Here’s a quote showing these words in Latin literature, only for the aficionados :)
According to the writer Flavius Lucius Dexter (4th century): «A. C. 375. A. R. 1126. Valentinianus, imperator catholicus ac vir pius, obiit: cui in imperio succedit filius eius Gratianus».
[In 375A.D, 1126 (should be 1128 AVC) Ab urbe condita, Valentinian, catholic emperor and a pious man, died: he was succeed by his son Gratian].
Origin of sacrifice
Old (& modern) French (sacrifice) from Classical Latin sacrificium from sacer,
sacer + facere, to make sacred/holy
To offer a sacrifice: The Greek warriors sacrificed to their gods.
To make a sacrifice: parents sacrificing for their children.
to offer (something/someone) as a sacrifice to God or a god
to give up, destroy, permit injury to, or permit injury or
disadvantage to (something that is valued), for the sake of
something else/someone else.
to sell at less than the supposed value
to offer or make a sacrifice
"Vir pius" is in the nominative, so the dutiful man is the part of the sentence that is doing something.

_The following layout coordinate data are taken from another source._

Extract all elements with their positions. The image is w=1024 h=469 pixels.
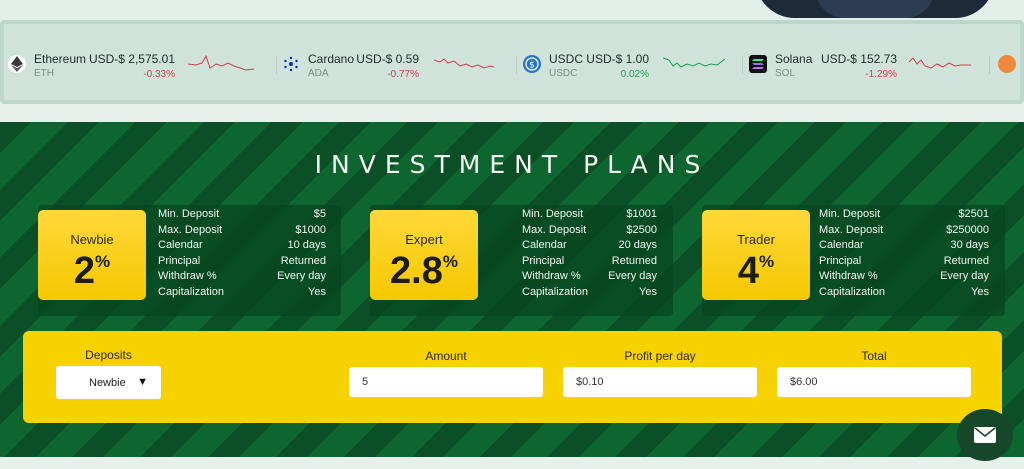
deposits-selected-value: Newbie: [89, 376, 126, 389]
plan-card-trader[interactable]: Trader 4% Min. Deposit $2501 Max. Deposit…: [702, 205, 1005, 316]
partial-coin-icon: [998, 55, 1016, 73]
detail-row: Principal Returned: [819, 254, 989, 267]
ticker-item-ethereum[interactable]: Ethereum ETH USD-$ 2,575.01 -0.33%: [8, 24, 263, 100]
detail-row: Capitalization Yes: [158, 285, 326, 298]
plan-name: Trader: [737, 232, 775, 247]
price-sparkline: [434, 58, 494, 69]
plan-rate: 2%: [73, 250, 111, 292]
price-sparkline: [909, 57, 971, 69]
coin-change: 0.02%: [620, 69, 649, 80]
detail-row: Principal Returned: [522, 254, 657, 267]
solana-icon: [749, 55, 767, 73]
profit-calculator: Deposits Newbie ▼ Amount Profit per day …: [23, 331, 1002, 423]
crypto-ticker: Ethereum ETH USD-$ 2,575.01 -0.33% Carda…: [0, 20, 1024, 104]
ethereum-icon: [8, 55, 26, 73]
plan-rate: 4%: [737, 250, 775, 292]
section-title: INVESTMENT PLANS: [314, 150, 710, 179]
profit-per-day-field[interactable]: [563, 367, 757, 397]
amount-input[interactable]: [349, 367, 543, 397]
ticker-divider: [516, 56, 517, 74]
ticker-divider: [276, 56, 277, 74]
detail-row: Capitalization Yes: [522, 285, 657, 298]
coin-price: USD-$ 2,575.01: [88, 52, 175, 66]
detail-row: Withdraw % Every day: [819, 270, 989, 283]
detail-row: Min. Deposit $2501: [819, 208, 989, 220]
price-sparkline: [663, 57, 725, 68]
detail-row: Calendar 20 days: [522, 239, 657, 252]
coin-price: USD-$ 0.59: [356, 52, 419, 66]
coin-change: -0.77%: [387, 69, 419, 80]
detail-row: Withdraw % Every day: [158, 270, 326, 283]
plan-details: Min. Deposit $2501 Max. Deposit $250000 Ca…: [819, 207, 989, 301]
ticker-item-usdc[interactable]: $ USDC USDC USD-$ 1.00 0.02%: [523, 24, 738, 100]
plan-card-newbie[interactable]: Newbie 2% Min. Deposit $5 Max. Deposit $10…: [38, 205, 341, 316]
total-label: Total: [861, 349, 887, 363]
plan-details: Min. Deposit $5 Max. Deposit $1000 Calenda…: [158, 207, 326, 301]
detail-row: Withdraw % Every day: [522, 270, 657, 283]
detail-row: Max. Deposit $250000: [819, 223, 989, 236]
coin-change: -0.33%: [143, 69, 175, 80]
detail-row: Principal Returned: [158, 254, 326, 267]
plan-rate: 2.8%: [390, 250, 458, 292]
detail-row: Capitalization Yes: [819, 285, 989, 298]
detail-row: Max. Deposit $1000: [158, 223, 326, 236]
profit-per-day-label: Profit per day: [624, 349, 696, 363]
coin-symbol: ETH: [34, 68, 54, 79]
page-background-strip: [0, 457, 1024, 469]
price-sparkline: [188, 54, 254, 71]
hero-banner-edge: [0, 0, 1024, 22]
detail-row: Calendar 10 days: [158, 239, 326, 252]
detail-row: Calendar 30 days: [819, 239, 989, 252]
ticker-item-cardano[interactable]: Cardano ADA USD-$ 0.59 -0.77%: [282, 24, 517, 100]
detail-row: Min. Deposit $1001: [522, 208, 657, 220]
plan-name: Expert: [405, 232, 443, 247]
plan-name: Newbie: [70, 232, 114, 247]
coin-price: USD-$ 152.73: [820, 52, 897, 66]
cardano-icon: [282, 55, 300, 73]
ticker-divider: [989, 56, 990, 74]
hero-image: [755, 0, 995, 18]
deposits-select[interactable]: Newbie ▼: [56, 366, 161, 399]
plan-badge: Newbie 2%: [38, 210, 146, 300]
plan-badge: Trader 4%: [702, 210, 810, 300]
dropdown-arrow-icon: ▼: [137, 376, 148, 388]
ticker-divider: [742, 56, 743, 74]
ticker-item-solana[interactable]: Solana SOL USD-$ 152.73 -1.29%: [749, 24, 984, 100]
coin-price: USD-$ 1.00: [586, 52, 649, 66]
svg-text:$: $: [529, 61, 535, 71]
plan-card-expert[interactable]: Expert 2.8% Min. Deposit $1001 Max. Depos…: [370, 205, 673, 316]
plan-details: Min. Deposit $1001 Max. Deposit $2500 Cale…: [522, 207, 657, 301]
mail-icon: [974, 427, 996, 443]
detail-row: Max. Deposit $2500: [522, 223, 657, 236]
contact-mail-button[interactable]: [957, 409, 1013, 461]
deposits-label: Deposits: [85, 348, 132, 362]
investment-plans-section: INVESTMENT PLANS Newbie 2% Min. Deposit $…: [0, 122, 1024, 457]
amount-label: Amount: [425, 349, 467, 363]
coin-change: -1.29%: [865, 69, 897, 80]
plan-badge: Expert 2.8%: [370, 210, 478, 300]
detail-row: Min. Deposit $5: [158, 208, 326, 220]
total-field[interactable]: [777, 367, 971, 397]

I think your sentence would be "Virum pium sacrificat" since I believe it requires the accusative (the "he" can be left out as usual since it's already implied in the conjugation of the verb).
When I search for the definition for "pius" in the Latin dictionary, it says:
1/ Who recognizes and fulfills his duties towards the gods, the parents, the fatherland.
fullfilling duties toward the nation, e.g a soldier, an elector, someone who do his military service, a politician, someone who writes patriotic songs, someone paying his taxes, etc, depending of the speaker's intention.)
2/ Right, righteous, in accordance with piety. (= pious)
3/ Tender, caring.
Tender, caring, seems to be the meaning here. Someone who fulfill his duties toward his family.
So both, pious, and dutiful, are possible, depending on the context.
(Dutiful is better when the context is not known, because imagine that's not a religious context... Dutiful is broader.)
The problem is very complex, and it will not be the DL Course that can define it. U, v, w, y were a single letter of the Phoenician alphabet and u and v had a common history for centuries. In short, in the classical age the Latin alphabet had only the letter v, both with the phonic value of u (as in UnUs) and the semi-consonantal (W) one of the u of qUalis. Only in the second century BC "v" was born with its own consonantic sound when at the beginning of the word or between vowels (as in Vinum or caVe), a variant not accepted by all the printers of Europe, at least until the 15-17th Century. I think that to pronounce always v as w it is an easy shortcut.